Versatile Gqeberha rugby player Kyle Cyster was named player of the tournament in Division A at the recent University Sport South Africa week, but acknowledged the role of his teammates in earning that accolade.
The 22-year-old, who can play fullback or wing, was one of the key members of the Nelson Mandela University outfit in Pretoria, where they defeated University of Western Cape, but lost to Wits and Free State Shimlas.
Playing on the wing, the Madibaz star scored four tries in those three matches, including a hat-trick in the opening game against Wits, and said he was pleased with his form.
“It was really very special for me because I had an injury earlier this year and wasn’t sure if I would be able to show the same form that I did in the Varsity Cup,” said Cyster, who is busy with an advanced diploma in business studies.
“But luckily I pulled through and played to the best of my ability.
“However, I would not have achieved any of this if it weren’t for my teammates so I am very grateful to them all for their efforts during the week.
“I really appreciate the work Madibaz rugby has been putting in for us as a team and this achievement was very satisfying for me.”
Cyster, who also scored a hat-trick in the Varsity Cup in March when they beat Central University of Technology, felt that the Madibaz players had improved as a team this season.
“Besides my personal performances, I am happy with the team as a whole as we have grown since the Varsity Cup.
“We have become very close to one another and we knew what our goals were in Pretoria.
“The match against Wits was very close and a few errors at the wrong time saw us lose by five points.
“Against UWC we played really well as a team and went in with a better mindset.
“In the Shimlas game we had lost some players to injuries and were not able to match them.”
The utility back, from Strand in the Western Cape, said his best memories of rugby had come with Madibaz, because he only started playing the sport in Grade 8 when he went to Hottentots-Holland High School.

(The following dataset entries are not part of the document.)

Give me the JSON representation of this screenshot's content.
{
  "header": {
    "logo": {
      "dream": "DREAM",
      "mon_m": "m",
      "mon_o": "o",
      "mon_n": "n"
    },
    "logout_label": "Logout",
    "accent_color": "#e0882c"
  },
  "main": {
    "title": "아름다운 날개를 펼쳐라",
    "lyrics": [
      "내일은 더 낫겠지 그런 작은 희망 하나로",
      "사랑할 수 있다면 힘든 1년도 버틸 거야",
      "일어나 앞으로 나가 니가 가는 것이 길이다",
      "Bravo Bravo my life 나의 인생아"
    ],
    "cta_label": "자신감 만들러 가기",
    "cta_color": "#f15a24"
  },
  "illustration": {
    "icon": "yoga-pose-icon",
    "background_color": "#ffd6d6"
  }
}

“Before that I played only soccer, but I started enjoying rugby, even though I wasn’t that good at first,” he said.
“I made lots of friends through the sport and was able to bond with different people and coaches. Working in a group, as you must do in rugby, also helped me to become a better person.

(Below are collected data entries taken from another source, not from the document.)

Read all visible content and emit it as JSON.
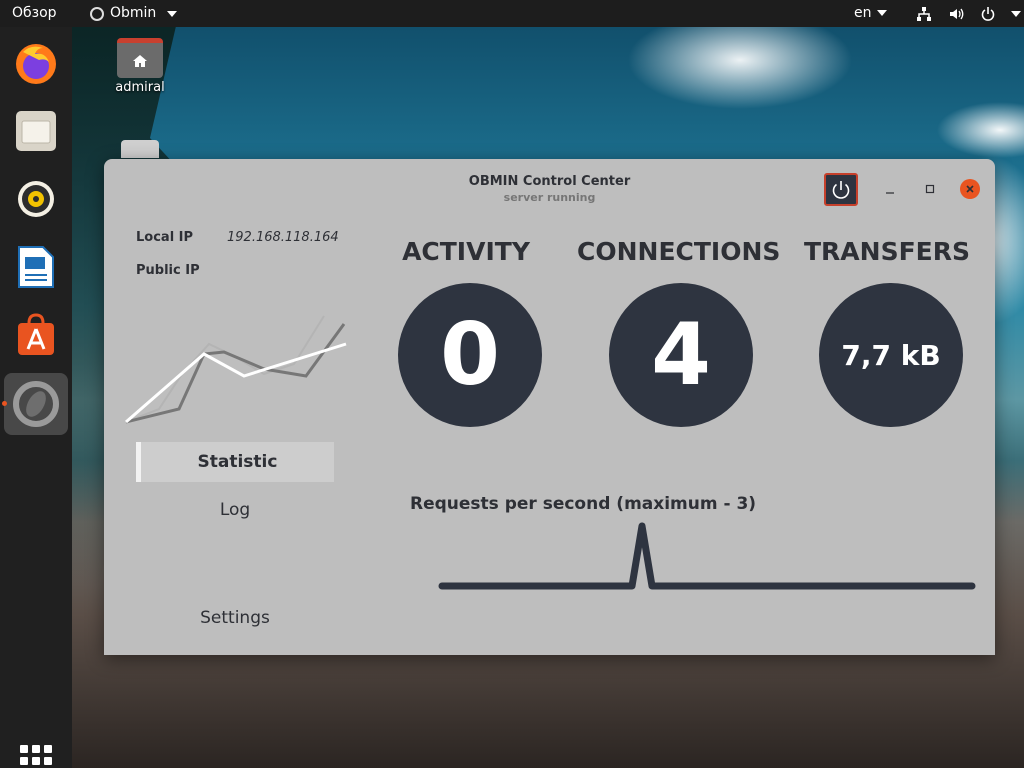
{
  "topbar": {
    "overview": "Обзор",
    "app_name": "Obmin",
    "language": "en"
  },
  "dock": {
    "items": [
      {
        "name": "firefox",
        "icon": "firefox-icon"
      },
      {
        "name": "files",
        "icon": "files-icon"
      },
      {
        "name": "rhythmbox",
        "icon": "speaker-icon"
      },
      {
        "name": "writer",
        "icon": "document-icon"
      },
      {
        "name": "software",
        "icon": "shopping-bag-icon"
      },
      {
        "name": "obmin",
        "icon": "obmin-icon",
        "active": true
      }
    ]
  },
  "desktop": {
    "home_label": "admiral"
  },
  "window": {
    "title": "OBMIN Control Center",
    "subtitle": "server running",
    "local_ip_label": "Local IP",
    "local_ip_value": "192.168.118.164",
    "public_ip_label": "Public IP",
    "public_ip_value": "",
    "nav": {
      "statistic": "Statistic",
      "log": "Log",
      "settings": "Settings"
    },
    "stats": {
      "activity_label": "ACTIVITY",
      "activity_value": "0",
      "connections_label": "CONNECTIONS",
      "connections_value": "4",
      "transfers_label": "TRANSFERS",
      "transfers_value": "7,7 kB"
    },
    "requests_label": "Requests per second (maximum - 3)",
    "requests_max": 3,
    "requests_series": [
      0,
      0,
      0,
      0,
      0,
      0,
      0,
      0,
      0,
      0,
      0,
      0,
      0,
      0,
      0,
      0,
      0,
      0,
      0,
      0,
      3,
      0,
      0,
      0,
      0,
      0,
      0,
      0,
      0,
      0,
      0,
      0,
      0,
      0,
      0,
      0,
      0,
      0,
      0,
      0,
      0,
      0,
      0,
      0,
      0,
      0,
      0,
      0,
      0,
      0,
      0,
      0,
      0,
      0
    ]
  },
  "colors": {
    "accent": "#e95420",
    "circle": "#2e3440",
    "window_bg": "#bebebe"
  }
}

“Madibaz is the first club I have been with for any length of time and my teammates are very close to my heart – they are more like brothers than just friends.”

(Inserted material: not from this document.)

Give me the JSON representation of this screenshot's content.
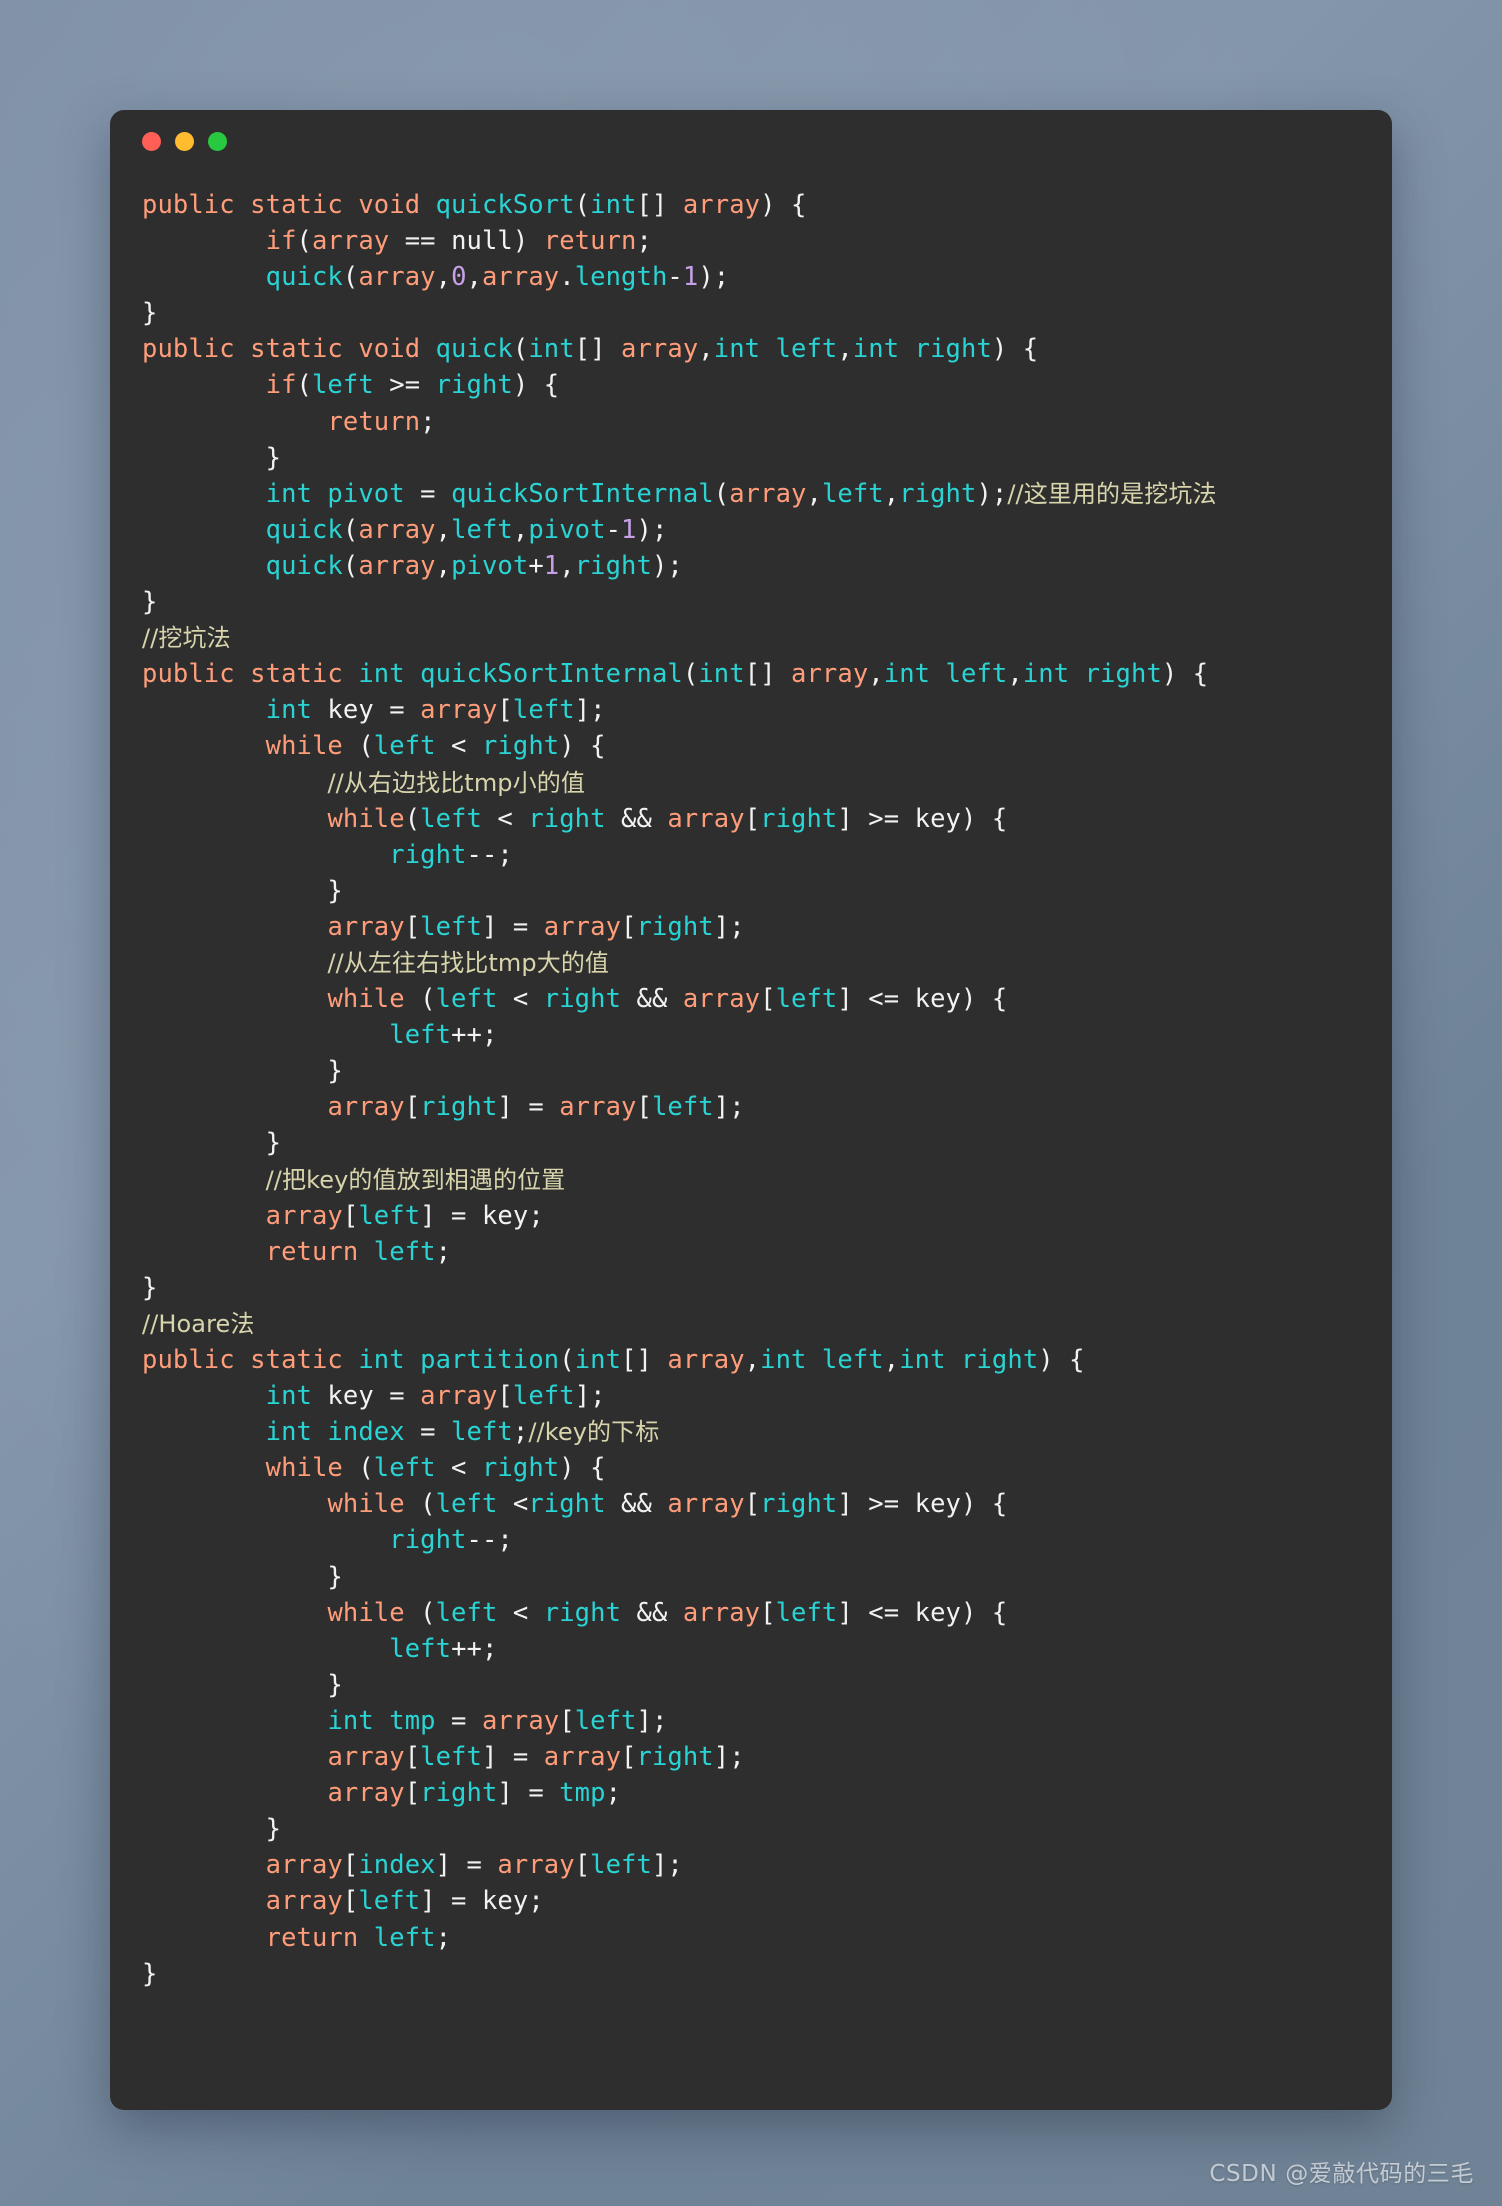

Cyster, who has played for the EP U20 team, said another source of inspiration was making his parents happy.
“I love it when I can make them proud and put a smile on their faces when I do perform well,” he said. “So that’s all the motivation I need to play my best.”
His main focus now is to try to help Madibaz excel in the EP Grand Challenge competition, while his long-term aims are to give back to society.
“I want to make the most of my rugby career, but also want to help people back home.
“It is not easy to make it from the area where I come from because you don’t always get the opportunities, but I want to try to help the people of that community in any way I can.”